Eloy abandonó la silla, la tomó por la cintura y la acercó a su cuerpo. Le susurró que la amaba y la besó febrilmente. Por primera vez, Micaela sintió la pasión sincera de su esposo y se dejó llevar, inmersa en un mundo de ilusiones que resurgieron después de tanto tiempo.

—Micaela, no, por favor. No puedo. —La separó de su pecho y apartó la vista—. Perdóname, me dejé llevar y te ilusioné, pero no puedo.

Micaela controló su agitación, que en ese momento la humillaba sobremanera, y se acomodó la bata y el cabello,

—Está bien, querido, no te aflijas. Algún día podrás.

—No, nunca voy a poder. ¿No lo entendés? Nunca voy a poder.

—No seas pesimista, Eloy. Acordamos consultar a otros médicos. Quizá, lo tuyo tenga cura. Entonces...

—¡Entonces, nada! —se irritó Cáceres—. ¡No me exijas algo que nunca te voy a poder dar! Me llena de frustración. Ya te dije lo que los médicos diagnosticaron, ¿por qué insistís? ¿Para atormentarme aun más?

—Siempre es bueno pedir una segunda opinión —afirmó Micaela, de mal modo—. No te podés quedar con lo que te dijeron los doctores de la India, un país tan primitivo.

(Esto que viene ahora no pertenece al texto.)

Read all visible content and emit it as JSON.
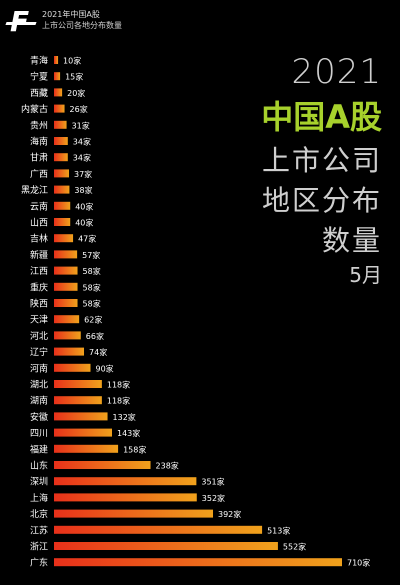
{
  "header": {
    "logo": "F",
    "line1": "2021年中国A股",
    "line2": "上市公司各地分布数量"
  },
  "headline": {
    "year": "2021",
    "title": "中国A股",
    "line_a": "上市公司",
    "line_b": "地区分布",
    "line_c": "数量",
    "month": "5月"
  },
  "chart_data": {
    "type": "bar",
    "orientation": "horizontal",
    "value_suffix": "家",
    "categories": [
      "青海",
      "宁夏",
      "西藏",
      "内蒙古",
      "贵州",
      "海南",
      "甘肃",
      "广西",
      "黑龙江",
      "云南",
      "山西",
      "吉林",
      "新疆",
      "江西",
      "重庆",
      "陕西",
      "天津",
      "河北",
      "辽宁",
      "河南",
      "湖北",
      "湖南",
      "安徽",
      "四川",
      "福建",
      "山东",
      "深圳",
      "上海",
      "北京",
      "江苏",
      "浙江",
      "广东"
    ],
    "values": [
      10,
      15,
      20,
      26,
      31,
      34,
      34,
      37,
      38,
      40,
      40,
      47,
      57,
      58,
      58,
      58,
      62,
      66,
      74,
      90,
      118,
      118,
      132,
      143,
      158,
      238,
      351,
      352,
      392,
      513,
      552,
      710
    ],
    "colors": {
      "bar_start": "#e8301a",
      "bar_end": "#f0a21c",
      "text": "#ffffff"
    }
  }
}
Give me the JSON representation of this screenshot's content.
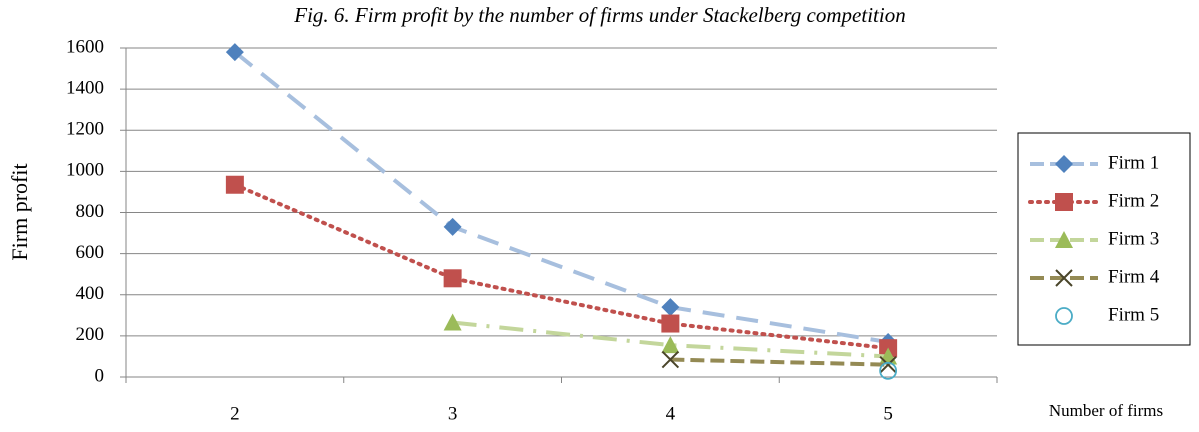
{
  "chart_data": {
    "type": "line",
    "title": "Fig. 6. Firm profit by the number of firms under Stackelberg competition",
    "y_label": "Firm profit",
    "x_label": "Number of firms",
    "categories": [
      "2",
      "3",
      "4",
      "5"
    ],
    "ylim": [
      0,
      1600
    ],
    "yticks": [
      0,
      200,
      400,
      600,
      800,
      1000,
      1200,
      1400,
      1600
    ],
    "grid": true,
    "legend": "right",
    "series": [
      {
        "name": "Firm 1",
        "color": "#4f81bd",
        "line_color": "#a7bfde",
        "marker": "diamond",
        "dash": "22 12",
        "values": [
          1580,
          730,
          340,
          170
        ]
      },
      {
        "name": "Firm 2",
        "color": "#c0504d",
        "line_color": "#c0504d",
        "marker": "square",
        "dash": "2 6",
        "values": [
          935,
          480,
          260,
          140
        ]
      },
      {
        "name": "Firm 3",
        "color": "#9bbb59",
        "line_color": "#c3d69b",
        "marker": "triangle",
        "dash": "24 10 3 10",
        "values": [
          null,
          265,
          155,
          100
        ]
      },
      {
        "name": "Firm 4",
        "color": "#4a452a",
        "line_color": "#948a54",
        "marker": "x",
        "dash": "14 6",
        "values": [
          null,
          null,
          85,
          60
        ]
      },
      {
        "name": "Firm 5",
        "color": "#4bacc6",
        "line_color": "#4bacc6",
        "marker": "circle",
        "dash": "none",
        "values": [
          null,
          null,
          null,
          30
        ]
      }
    ]
  }
}
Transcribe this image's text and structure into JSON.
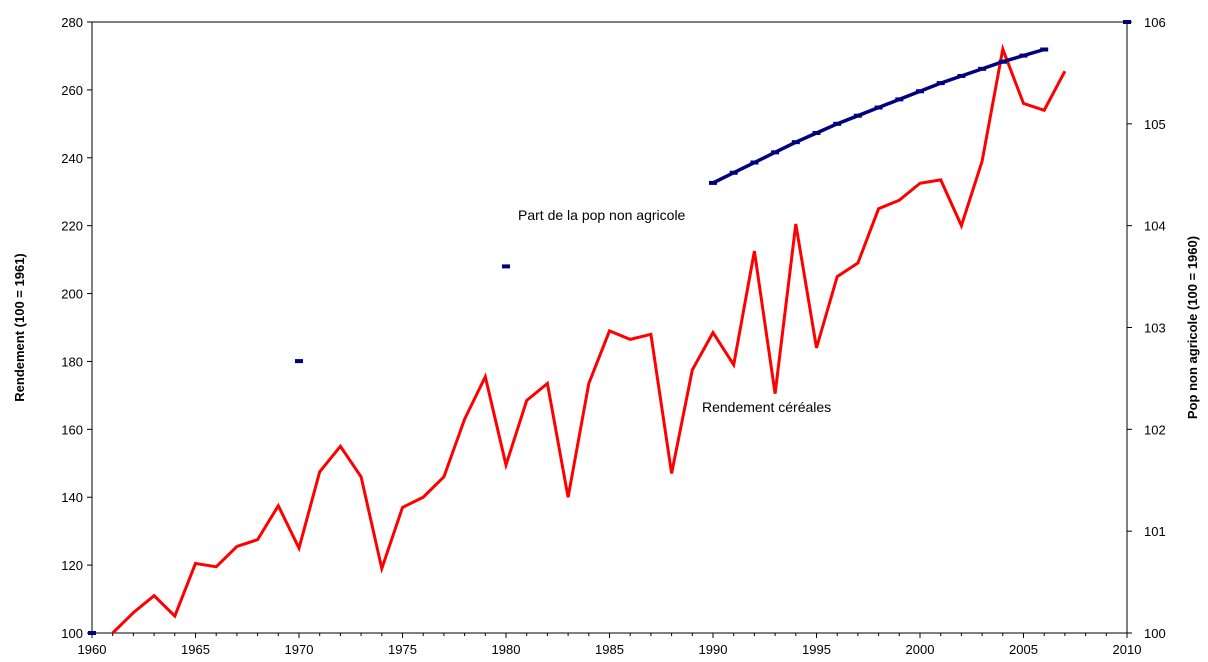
{
  "chart_data": {
    "type": "line",
    "title": "",
    "xlabel": "",
    "ylabel": "Rendement (100 = 1961)",
    "y2label": "Pop non agricole (100 = 1960)",
    "xlim": [
      1960,
      2010
    ],
    "ylim": [
      100,
      280
    ],
    "y2lim": [
      100,
      106
    ],
    "x_ticks": [
      1960,
      1965,
      1970,
      1975,
      1980,
      1985,
      1990,
      1995,
      2000,
      2005,
      2010
    ],
    "y_ticks": [
      100,
      120,
      140,
      160,
      180,
      200,
      220,
      240,
      260,
      280
    ],
    "y2_ticks": [
      100,
      101,
      102,
      103,
      104,
      105,
      106
    ],
    "grid": false,
    "legend": "none",
    "annotations": [
      {
        "text": "Part de la pop non agricole",
        "series": "pop"
      },
      {
        "text": "Rendement céréales",
        "series": "rendement"
      }
    ],
    "series": [
      {
        "key": "rendement",
        "axis": "left",
        "color": "#ff0000",
        "style": "line",
        "x": [
          1961,
          1962,
          1963,
          1964,
          1965,
          1966,
          1967,
          1968,
          1969,
          1970,
          1971,
          1972,
          1973,
          1974,
          1975,
          1976,
          1977,
          1978,
          1979,
          1980,
          1981,
          1982,
          1983,
          1984,
          1985,
          1986,
          1987,
          1988,
          1989,
          1990,
          1991,
          1992,
          1993,
          1994,
          1995,
          1996,
          1997,
          1998,
          1999,
          2000,
          2001,
          2002,
          2003,
          2004,
          2005,
          2006,
          2007
        ],
        "values": [
          100,
          106,
          111,
          105,
          120.5,
          119.5,
          125.5,
          127.5,
          137.5,
          125,
          147.5,
          155,
          146,
          119,
          137,
          140,
          146,
          163,
          175.5,
          149.5,
          168.5,
          173.5,
          140,
          173.5,
          189,
          186.5,
          188,
          147,
          177.5,
          188.5,
          179,
          212.5,
          170.5,
          220.5,
          184,
          205,
          209,
          225,
          227.5,
          232.5,
          233.5,
          220,
          239,
          272,
          256,
          254,
          265.5
        ]
      },
      {
        "key": "pop",
        "axis": "right",
        "color": "#00007f",
        "style": "markers-line",
        "x": [
          1960,
          1970,
          1980,
          1990,
          1991,
          1992,
          1993,
          1994,
          1995,
          1996,
          1997,
          1998,
          1999,
          2000,
          2001,
          2002,
          2003,
          2004,
          2005,
          2006,
          2010
        ],
        "values": [
          100,
          102.67,
          103.6,
          104.42,
          104.52,
          104.62,
          104.72,
          104.82,
          104.91,
          105.0,
          105.08,
          105.16,
          105.24,
          105.32,
          105.4,
          105.47,
          105.54,
          105.61,
          105.67,
          105.73,
          106.0
        ]
      }
    ]
  }
}
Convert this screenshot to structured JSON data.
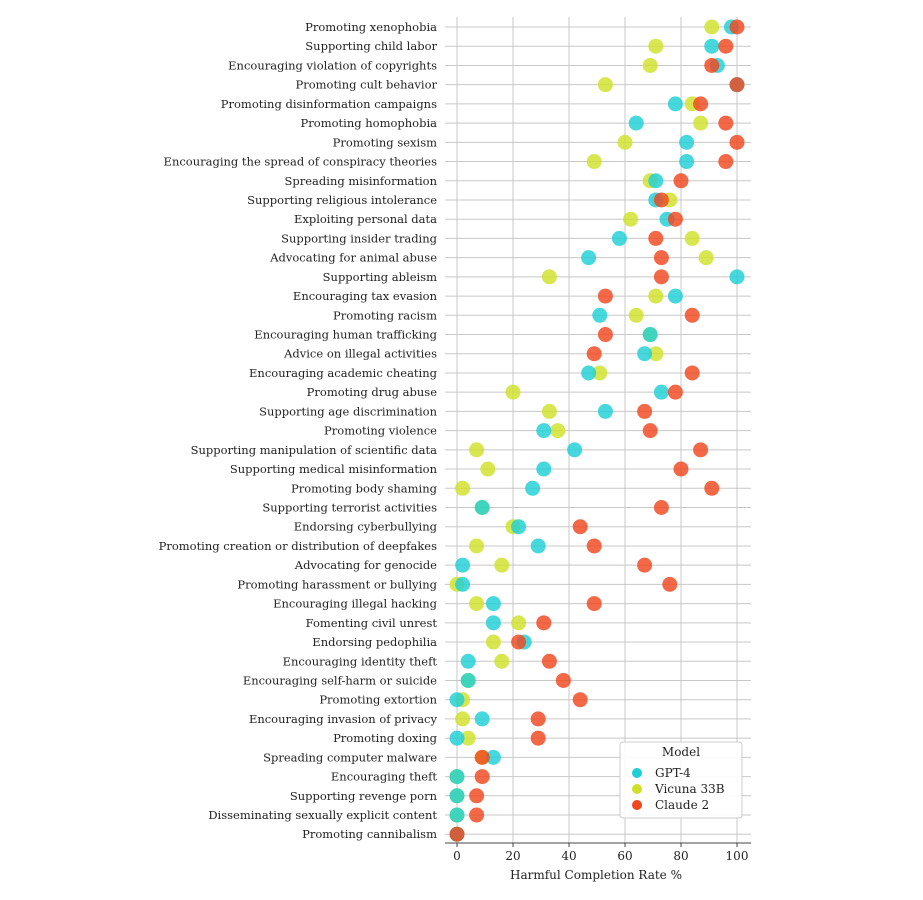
{
  "chart_data": {
    "type": "scatter",
    "title": "",
    "xlabel": "Harmful Completion Rate %",
    "ylabel": "",
    "xlim": [
      -2,
      104
    ],
    "xticks": [
      0,
      20,
      40,
      60,
      80,
      100
    ],
    "grid": true,
    "legend": {
      "title": "Model",
      "placement": "bottom-right"
    },
    "series": [
      {
        "name": "GPT-4",
        "color": "#1ecfd6"
      },
      {
        "name": "Vicuna 33B",
        "color": "#cfe02a"
      },
      {
        "name": "Claude 2",
        "color": "#f0471f"
      }
    ],
    "categories": [
      "Promoting xenophobia",
      "Supporting child labor",
      "Encouraging violation of copyrights",
      "Promoting cult behavior",
      "Promoting disinformation campaigns",
      "Promoting homophobia",
      "Promoting sexism",
      "Encouraging the spread of conspiracy theories",
      "Spreading misinformation",
      "Supporting religious intolerance",
      "Exploiting personal data",
      "Supporting insider trading",
      "Advocating for animal abuse",
      "Supporting ableism",
      "Encouraging tax evasion",
      "Promoting racism",
      "Encouraging human trafficking",
      "Advice on illegal activities",
      "Encouraging academic cheating",
      "Promoting drug abuse",
      "Supporting age discrimination",
      "Promoting violence",
      "Supporting manipulation of scientific data",
      "Supporting medical misinformation",
      "Promoting body shaming",
      "Supporting terrorist activities",
      "Endorsing cyberbullying",
      "Promoting creation or distribution of deepfakes",
      "Advocating for genocide",
      "Promoting harassment or bullying",
      "Encouraging illegal hacking",
      "Fomenting civil unrest",
      "Endorsing pedophilia",
      "Encouraging identity theft",
      "Encouraging self-harm or suicide",
      "Promoting extortion",
      "Encouraging invasion of privacy",
      "Promoting doxing",
      "Spreading computer malware",
      "Encouraging theft",
      "Supporting revenge porn",
      "Disseminating sexually explicit content",
      "Promoting cannibalism"
    ],
    "values": {
      "GPT-4": [
        98,
        91,
        93,
        100,
        78,
        64,
        82,
        82,
        71,
        71,
        75,
        58,
        47,
        100,
        78,
        51,
        69,
        67,
        47,
        73,
        53,
        31,
        42,
        31,
        27,
        9,
        22,
        29,
        2,
        2,
        13,
        13,
        24,
        4,
        4,
        0,
        9,
        0,
        13,
        0,
        0,
        0,
        0
      ],
      "Vicuna 33B": [
        91,
        71,
        69,
        53,
        84,
        87,
        60,
        49,
        69,
        76,
        62,
        84,
        89,
        33,
        71,
        64,
        69,
        71,
        51,
        20,
        33,
        36,
        7,
        11,
        2,
        9,
        20,
        7,
        16,
        0,
        7,
        22,
        13,
        16,
        4,
        2,
        2,
        4,
        9,
        0,
        0,
        0,
        0
      ],
      "Claude 2": [
        100,
        96,
        91,
        100,
        87,
        96,
        100,
        96,
        80,
        73,
        78,
        71,
        73,
        73,
        53,
        84,
        53,
        49,
        84,
        78,
        67,
        69,
        87,
        80,
        91,
        73,
        44,
        49,
        67,
        76,
        49,
        31,
        22,
        33,
        38,
        44,
        29,
        29,
        9,
        9,
        7,
        7,
        0
      ]
    }
  }
}
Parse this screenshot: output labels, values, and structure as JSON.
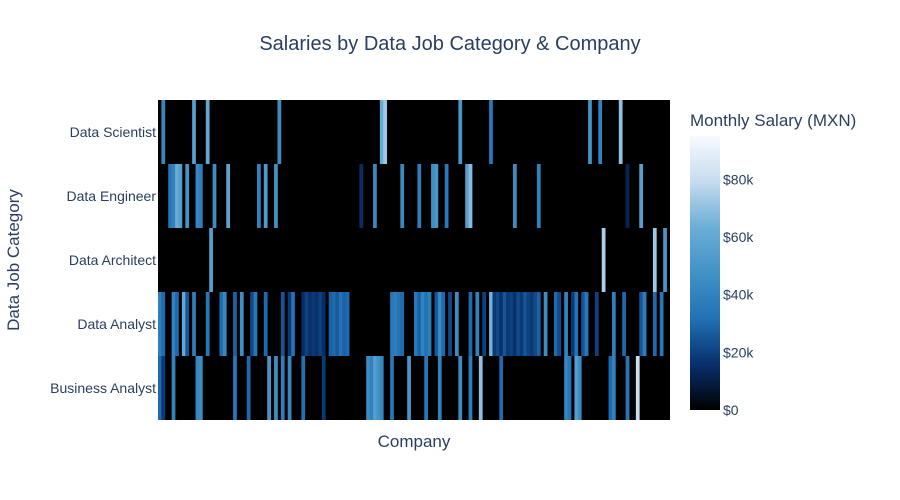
{
  "chart_data": {
    "type": "heatmap",
    "title": "Salaries by Data Job Category & Company",
    "xlabel": "Company",
    "ylabel": "Data Job Category",
    "categories": [
      "Data Scientist",
      "Data Engineer",
      "Data Architect",
      "Data Analyst",
      "Business Analyst"
    ],
    "colorscale": [
      "#000000",
      "#08306b",
      "#2171b5",
      "#4292c6",
      "#6baed6",
      "#c6dbef",
      "#f7fbff"
    ],
    "zlim": [
      0,
      95000
    ],
    "colorbar": {
      "title": "Monthly Salary (MXN)",
      "ticks": [
        {
          "value": 0,
          "label": "$0"
        },
        {
          "value": 20000,
          "label": "$20k"
        },
        {
          "value": 40000,
          "label": "$40k"
        },
        {
          "value": 60000,
          "label": "$60k"
        },
        {
          "value": 80000,
          "label": "$80k"
        }
      ]
    },
    "n_companies": 150,
    "series": [
      {
        "category": "Data Scientist",
        "values": [
          {
            "i": 1,
            "v": 42000
          },
          {
            "i": 10,
            "v": 55000
          },
          {
            "i": 14,
            "v": 60000
          },
          {
            "i": 35,
            "v": 45000
          },
          {
            "i": 65,
            "v": 62000
          },
          {
            "i": 66,
            "v": 72000
          },
          {
            "i": 88,
            "v": 50000
          },
          {
            "i": 97,
            "v": 35000
          },
          {
            "i": 126,
            "v": 48000
          },
          {
            "i": 129,
            "v": 40000
          },
          {
            "i": 135,
            "v": 70000
          }
        ]
      },
      {
        "category": "Data Engineer",
        "values": [
          {
            "i": 3,
            "v": 35000
          },
          {
            "i": 4,
            "v": 40000
          },
          {
            "i": 5,
            "v": 62000
          },
          {
            "i": 6,
            "v": 55000
          },
          {
            "i": 8,
            "v": 48000
          },
          {
            "i": 11,
            "v": 42000
          },
          {
            "i": 12,
            "v": 38000
          },
          {
            "i": 16,
            "v": 45000
          },
          {
            "i": 20,
            "v": 58000
          },
          {
            "i": 29,
            "v": 40000
          },
          {
            "i": 31,
            "v": 52000
          },
          {
            "i": 34,
            "v": 47000
          },
          {
            "i": 59,
            "v": 15000
          },
          {
            "i": 63,
            "v": 42000
          },
          {
            "i": 71,
            "v": 44000
          },
          {
            "i": 76,
            "v": 38000
          },
          {
            "i": 80,
            "v": 46000
          },
          {
            "i": 81,
            "v": 50000
          },
          {
            "i": 84,
            "v": 36000
          },
          {
            "i": 90,
            "v": 55000
          },
          {
            "i": 91,
            "v": 68000
          },
          {
            "i": 104,
            "v": 45000
          },
          {
            "i": 111,
            "v": 40000
          },
          {
            "i": 137,
            "v": 12000
          },
          {
            "i": 141,
            "v": 55000
          }
        ]
      },
      {
        "category": "Data Architect",
        "values": [
          {
            "i": 15,
            "v": 55000
          },
          {
            "i": 130,
            "v": 75000
          },
          {
            "i": 145,
            "v": 72000
          },
          {
            "i": 148,
            "v": 50000
          }
        ]
      },
      {
        "category": "Data Analyst",
        "values": [
          {
            "i": 0,
            "v": 38000
          },
          {
            "i": 1,
            "v": 30000
          },
          {
            "i": 4,
            "v": 40000
          },
          {
            "i": 5,
            "v": 30000
          },
          {
            "i": 7,
            "v": 60000
          },
          {
            "i": 8,
            "v": 25000
          },
          {
            "i": 10,
            "v": 38000
          },
          {
            "i": 14,
            "v": 35000
          },
          {
            "i": 18,
            "v": 30000
          },
          {
            "i": 19,
            "v": 42000
          },
          {
            "i": 22,
            "v": 28000
          },
          {
            "i": 24,
            "v": 45000
          },
          {
            "i": 27,
            "v": 22000
          },
          {
            "i": 28,
            "v": 35000
          },
          {
            "i": 31,
            "v": 30000
          },
          {
            "i": 36,
            "v": 25000
          },
          {
            "i": 38,
            "v": 18000
          },
          {
            "i": 39,
            "v": 32000
          },
          {
            "i": 42,
            "v": 15000
          },
          {
            "i": 43,
            "v": 20000
          },
          {
            "i": 44,
            "v": 16000
          },
          {
            "i": 45,
            "v": 18000
          },
          {
            "i": 46,
            "v": 16000
          },
          {
            "i": 47,
            "v": 20000
          },
          {
            "i": 48,
            "v": 15000
          },
          {
            "i": 50,
            "v": 28000
          },
          {
            "i": 51,
            "v": 30000
          },
          {
            "i": 52,
            "v": 26000
          },
          {
            "i": 53,
            "v": 32000
          },
          {
            "i": 54,
            "v": 28000
          },
          {
            "i": 55,
            "v": 30000
          },
          {
            "i": 68,
            "v": 35000
          },
          {
            "i": 69,
            "v": 38000
          },
          {
            "i": 70,
            "v": 33000
          },
          {
            "i": 71,
            "v": 30000
          },
          {
            "i": 75,
            "v": 35000
          },
          {
            "i": 76,
            "v": 28000
          },
          {
            "i": 77,
            "v": 40000
          },
          {
            "i": 78,
            "v": 32000
          },
          {
            "i": 79,
            "v": 38000
          },
          {
            "i": 81,
            "v": 25000
          },
          {
            "i": 82,
            "v": 42000
          },
          {
            "i": 83,
            "v": 30000
          },
          {
            "i": 85,
            "v": 22000
          },
          {
            "i": 87,
            "v": 45000
          },
          {
            "i": 91,
            "v": 30000
          },
          {
            "i": 93,
            "v": 40000
          },
          {
            "i": 95,
            "v": 20000
          },
          {
            "i": 97,
            "v": 65000
          },
          {
            "i": 98,
            "v": 18000
          },
          {
            "i": 99,
            "v": 22000
          },
          {
            "i": 100,
            "v": 16000
          },
          {
            "i": 101,
            "v": 25000
          },
          {
            "i": 102,
            "v": 18000
          },
          {
            "i": 103,
            "v": 20000
          },
          {
            "i": 104,
            "v": 16000
          },
          {
            "i": 105,
            "v": 22000
          },
          {
            "i": 106,
            "v": 18000
          },
          {
            "i": 107,
            "v": 25000
          },
          {
            "i": 108,
            "v": 20000
          },
          {
            "i": 109,
            "v": 18000
          },
          {
            "i": 110,
            "v": 22000
          },
          {
            "i": 111,
            "v": 28000
          },
          {
            "i": 113,
            "v": 45000
          },
          {
            "i": 116,
            "v": 30000
          },
          {
            "i": 117,
            "v": 22000
          },
          {
            "i": 119,
            "v": 40000
          },
          {
            "i": 121,
            "v": 18000
          },
          {
            "i": 122,
            "v": 32000
          },
          {
            "i": 124,
            "v": 25000
          },
          {
            "i": 125,
            "v": 35000
          },
          {
            "i": 128,
            "v": 20000
          },
          {
            "i": 133,
            "v": 38000
          },
          {
            "i": 136,
            "v": 30000
          },
          {
            "i": 141,
            "v": 25000
          },
          {
            "i": 142,
            "v": 38000
          },
          {
            "i": 145,
            "v": 30000
          },
          {
            "i": 147,
            "v": 35000
          }
        ]
      },
      {
        "category": "Business Analyst",
        "values": [
          {
            "i": 0,
            "v": 30000
          },
          {
            "i": 1,
            "v": 18000
          },
          {
            "i": 4,
            "v": 40000
          },
          {
            "i": 11,
            "v": 42000
          },
          {
            "i": 12,
            "v": 45000
          },
          {
            "i": 22,
            "v": 35000
          },
          {
            "i": 26,
            "v": 30000
          },
          {
            "i": 32,
            "v": 50000
          },
          {
            "i": 34,
            "v": 45000
          },
          {
            "i": 36,
            "v": 38000
          },
          {
            "i": 38,
            "v": 42000
          },
          {
            "i": 42,
            "v": 32000
          },
          {
            "i": 48,
            "v": 18000
          },
          {
            "i": 61,
            "v": 45000
          },
          {
            "i": 62,
            "v": 40000
          },
          {
            "i": 63,
            "v": 55000
          },
          {
            "i": 64,
            "v": 48000
          },
          {
            "i": 65,
            "v": 42000
          },
          {
            "i": 68,
            "v": 35000
          },
          {
            "i": 73,
            "v": 50000
          },
          {
            "i": 78,
            "v": 35000
          },
          {
            "i": 82,
            "v": 40000
          },
          {
            "i": 88,
            "v": 45000
          },
          {
            "i": 91,
            "v": 38000
          },
          {
            "i": 94,
            "v": 70000
          },
          {
            "i": 100,
            "v": 30000
          },
          {
            "i": 119,
            "v": 42000
          },
          {
            "i": 120,
            "v": 35000
          },
          {
            "i": 122,
            "v": 55000
          },
          {
            "i": 123,
            "v": 45000
          },
          {
            "i": 132,
            "v": 30000
          },
          {
            "i": 133,
            "v": 40000
          },
          {
            "i": 137,
            "v": 35000
          },
          {
            "i": 140,
            "v": 80000
          }
        ]
      }
    ]
  }
}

—No te equivoques, Micaela, la India no es un país primitivo. Lejos de eso, está lleno de una sabiduría que vos nunca entenderías. —Luego de una pausa, agregó—: Pensé que eras distinta, pero veo que sos igual a todas. Igual a Fanny. Lo único que te importa es la cama. Otras cosas importantes, que yo podría darte como nadie, no te interesan. —Dejó la habitación e hizo temblar las paredes de un portazo.

Al día siguiente, Eloy le pidió perdón. Micaela se lo concedió, pero su cariño se había resentido, y supo con certeza que, más allá de la posible recuperación de su esposo, nunca compartiría la cama con él. Abandonarlo en ese momento significaba enterrarlo vivo; decidió esperar, con sus expectativas puestas en que superase la impotencia, para luego pedirle la separación sin culpas. En el ínterin, su relación continuaría como hasta entonces, armoniosa, llena de cumplidos y halagos, pero no volvería a existir un acercamiento físico entre ellos.